Larry Summers points us to this remarkable statistic:
Forecasts of all sorts are especially bad at predicting downturns. Over the period [1999-2014], there were 220 instances in which an economy grew in one year before shrinking in the next. In its April forecasts the IMF never once foresaw the contraction looming in the next year. Even in October of the year in question, the IMF predicted that a recession had begun only half the time.
I guess no one likes to be the skunk at the party, even the IMF. But I wonder who did better at predicting recessions? Goldman Sachs? The CIA? A hedge fund rocket scientist in Connecticut? Whoever it is, it sounds like the IMF might want to look them up.
UPDATE: It gets better! Via Twitter, Mark Gimein points me to Prakash Loungani’s article 15 years ago about recession predictions during the 1990s:
How well did private forecasters do in predicting recessions in these cases? Quite simply, the record of failure to predict recessions is virtually unblemished. Only two of the 60 recessions that occurred around the world during the 1990s were predicted a year in advance.

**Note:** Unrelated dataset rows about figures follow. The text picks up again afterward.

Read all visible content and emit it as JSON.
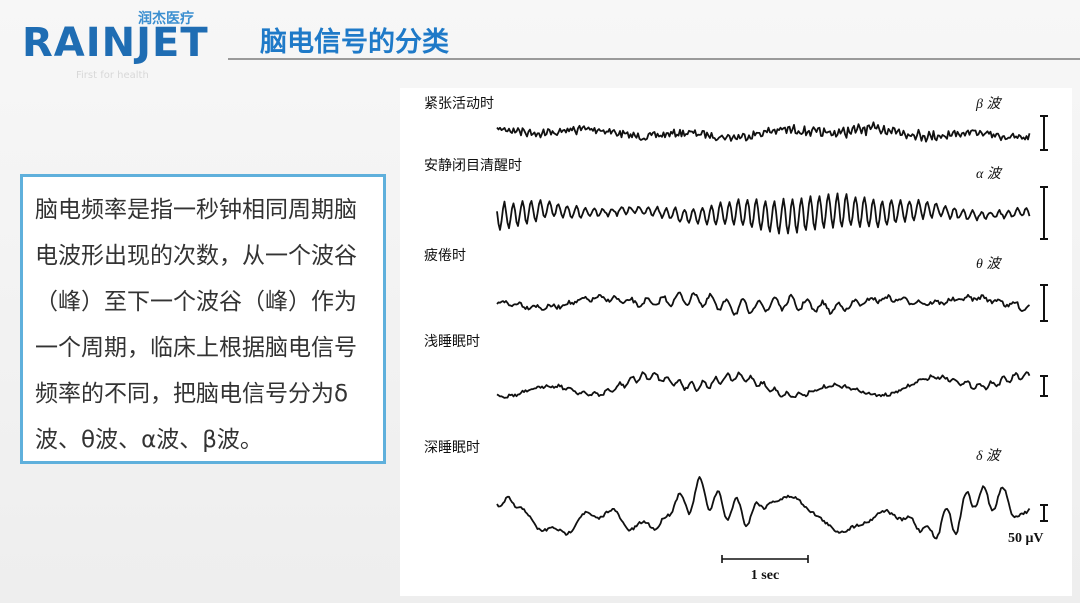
{
  "logo": {
    "cn": "润杰医疗",
    "en": "RAINJET",
    "tagline": "First for health"
  },
  "header": {
    "title": "脑电信号的分类"
  },
  "body": {
    "text": "脑电频率是指一秒钟相同周期脑电波形出现的次数，从一个波谷（峰）至下一个波谷（峰）作为一个周期，临床上根据脑电信号频率的不同，把脑电信号分为δ波、θ波、α波、β波。"
  },
  "figure": {
    "rows": [
      {
        "state": "紧张活动时",
        "wave": "β 波"
      },
      {
        "state": "安静闭目清醒时",
        "wave": "α 波"
      },
      {
        "state": "疲倦时",
        "wave": "θ 波"
      },
      {
        "state": "浅睡眠时"
      },
      {
        "state": "深睡眠时",
        "wave": "δ 波"
      }
    ],
    "time_scale": "1 sec",
    "amplitude_scale": "50 μV"
  }
}
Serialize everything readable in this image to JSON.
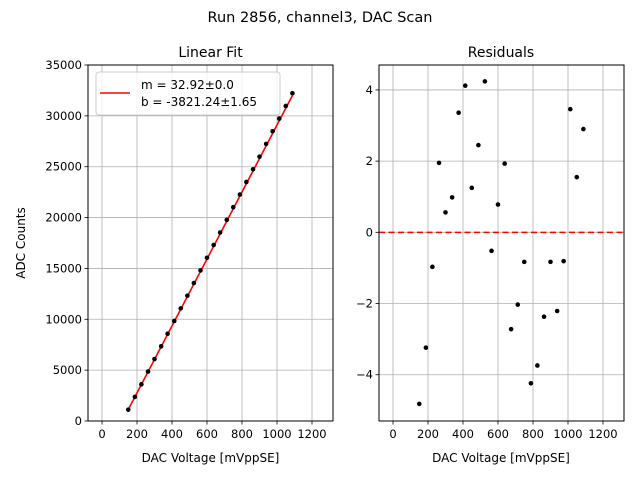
{
  "figure_title": "Run 2856, channel3, DAC Scan",
  "colors": {
    "fit_line": "#ff0000",
    "points": "#000000",
    "grid": "#b0b0b0",
    "zero_line": "#ff0000"
  },
  "chart_data": [
    {
      "type": "scatter",
      "title": "Linear Fit",
      "xlabel": "DAC Voltage [mVppSE]",
      "ylabel": "ADC Counts",
      "xlim": [
        -80,
        1320
      ],
      "ylim": [
        0,
        35000
      ],
      "xticks": [
        0,
        200,
        400,
        600,
        800,
        1000,
        1200
      ],
      "xtick_labels": [
        "0",
        "200",
        "400",
        "600",
        "800",
        "1000",
        "1200"
      ],
      "yticks": [
        0,
        5000,
        10000,
        15000,
        20000,
        25000,
        30000,
        35000
      ],
      "ytick_labels": [
        "0",
        "5000",
        "10000",
        "15000",
        "20000",
        "25000",
        "30000",
        "35000"
      ],
      "grid": true,
      "x": [
        150,
        188,
        225,
        263,
        300,
        338,
        375,
        413,
        450,
        488,
        525,
        563,
        600,
        638,
        675,
        713,
        750,
        788,
        825,
        863,
        900,
        938,
        975,
        1013,
        1050,
        1088
      ],
      "y": [
        1117,
        2366,
        3606,
        4859,
        6094,
        7343,
        8583,
        9837,
        11073,
        12325,
        13568,
        14806,
        16047,
        17298,
        18528,
        19777,
        21016,
        22265,
        23500,
        24750,
        25993,
        27242,
        28485,
        29732,
        30972,
        32225
      ],
      "fit": {
        "slope": 32.92,
        "intercept": -3821.24,
        "x_range": [
          150,
          1088
        ]
      },
      "legend": {
        "position": "top-left",
        "entries": [
          "m = 32.92±0.0",
          "b = -3821.24±1.65"
        ]
      }
    },
    {
      "type": "scatter",
      "title": "Residuals",
      "xlabel": "DAC Voltage [mVppSE]",
      "ylabel": "",
      "xlim": [
        -80,
        1320
      ],
      "ylim": [
        -5.3,
        4.7
      ],
      "xticks": [
        0,
        200,
        400,
        600,
        800,
        1000,
        1200
      ],
      "xtick_labels": [
        "0",
        "200",
        "400",
        "600",
        "800",
        "1000",
        "1200"
      ],
      "yticks": [
        -4,
        -2,
        0,
        2,
        4
      ],
      "ytick_labels": [
        "−4",
        "−2",
        "0",
        "2",
        "4"
      ],
      "grid": true,
      "zero_line": 0,
      "x": [
        150,
        188,
        225,
        263,
        300,
        338,
        375,
        413,
        450,
        488,
        525,
        563,
        600,
        638,
        675,
        713,
        750,
        788,
        825,
        863,
        900,
        938,
        975,
        1013,
        1050,
        1088
      ],
      "y": [
        -4.82,
        -3.24,
        -0.97,
        1.95,
        0.56,
        0.98,
        3.36,
        4.12,
        1.25,
        2.45,
        4.24,
        -0.52,
        0.78,
        1.93,
        -2.72,
        -2.03,
        -0.83,
        -4.24,
        -3.74,
        -2.37,
        -0.83,
        -2.21,
        -0.81,
        3.46,
        1.55,
        2.9
      ]
    }
  ]
}
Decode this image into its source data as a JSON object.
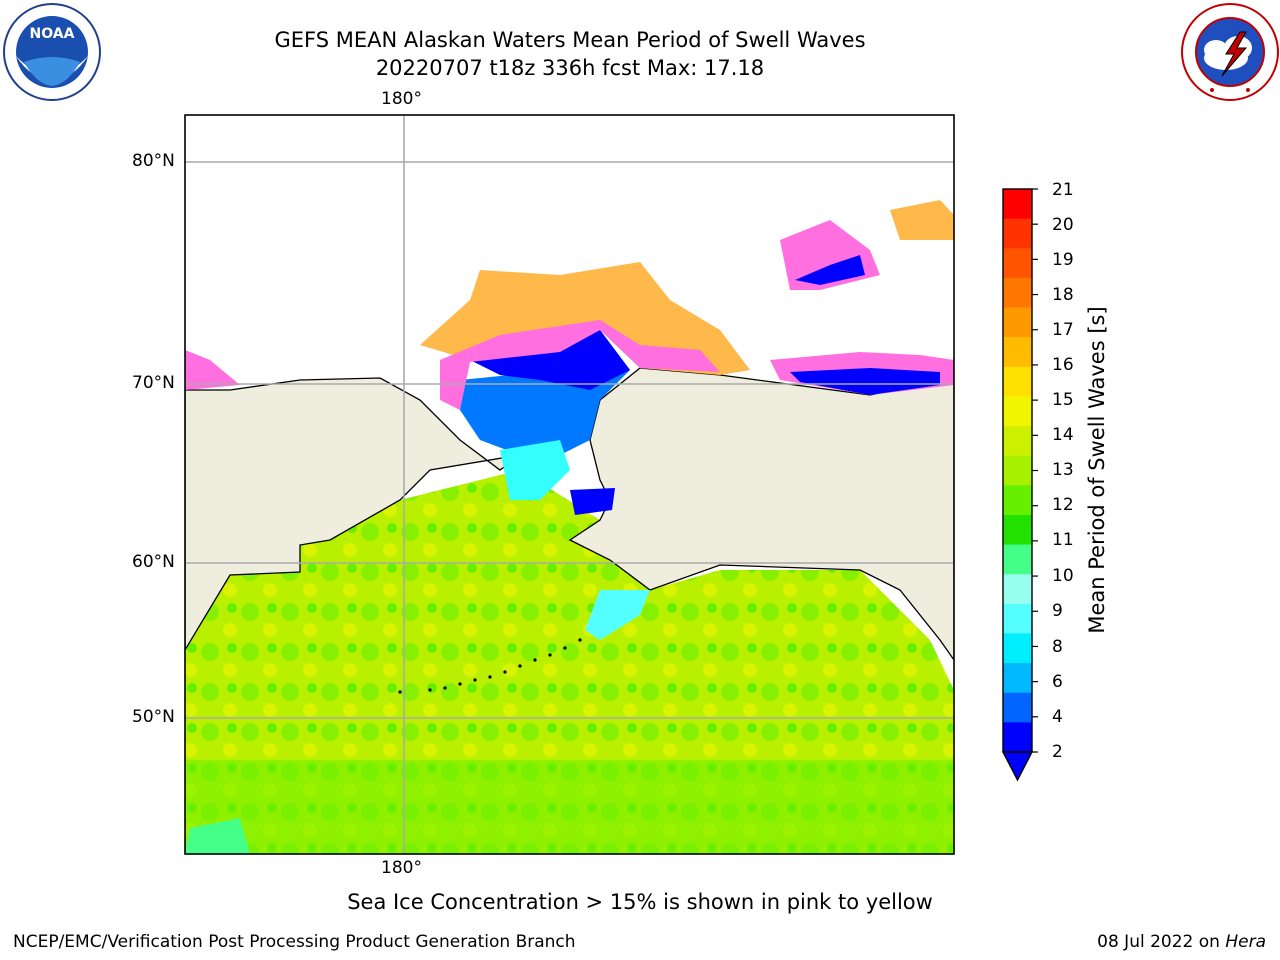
{
  "header": {
    "title_line1": "GEFS MEAN Alaskan Waters Mean Period of Swell Waves",
    "title_line2": "20220707 t18z 336h fcst   Max: 17.18"
  },
  "logos": {
    "left": "NOAA",
    "left_ring_text": "NATIONAL OCEANIC AND ATMOSPHERIC ADMINISTRATION · U.S. DEPARTMENT OF COMMERCE",
    "right_ring_text": "NATIONAL WEATHER SERVICE"
  },
  "map": {
    "lon_label_top": "180°",
    "lon_label_bottom": "180°",
    "lat_labels": [
      "80°N",
      "70°N",
      "60°N",
      "50°N"
    ],
    "colors": {
      "land": "#efedde",
      "ocean_a": "#bff000",
      "ocean_b": "#66f000",
      "ice_orange": "#ffb84a",
      "ice_pink": "#ff6fe0",
      "short_blue": "#0000ff",
      "mid_blue": "#0078ff",
      "cyan": "#33ffff"
    }
  },
  "colorbar": {
    "title": "Mean Period of Swell Waves [s]",
    "labels": [
      "21",
      "20",
      "19",
      "18",
      "17",
      "16",
      "15",
      "14",
      "13",
      "12",
      "11",
      "10",
      "9",
      "8",
      "6",
      "4",
      "2"
    ],
    "colors": [
      "#ff0000",
      "#ff3300",
      "#ff5500",
      "#ff7700",
      "#ff9900",
      "#ffbb00",
      "#ffe000",
      "#f2f500",
      "#ccf000",
      "#a6f000",
      "#66f000",
      "#22e000",
      "#44ff88",
      "#99ffee",
      "#55ffff",
      "#00eeff",
      "#00b8ff",
      "#0066ff",
      "#0000ff"
    ],
    "extend_color": "#0000ff"
  },
  "note": "Sea Ice Concentration > 15% is shown in pink to yellow",
  "footer": {
    "left": "NCEP/EMC/Verification Post Processing Product Generation Branch",
    "right_date": "08 Jul 2022 on ",
    "right_host": "Hera"
  }
}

….If private sector growth forecasts are of little use in spotting recessions, why not use the forecasts provided free by the official sector?…There is not much to choose between private sector and official sector forecasts. Statistical “races” between the two tend to end up in a photo-finish in most cases.
Loungani doesn’t provide a precise number for IMF predictions, but he implies it’s roughly the same as private-sector predictions: 2 out of 60. If that’s the case, the IMF has gotten even worse since then. A hit rate of 3.3 percent might be pretty lousy, but at least it’s better than 0 percent.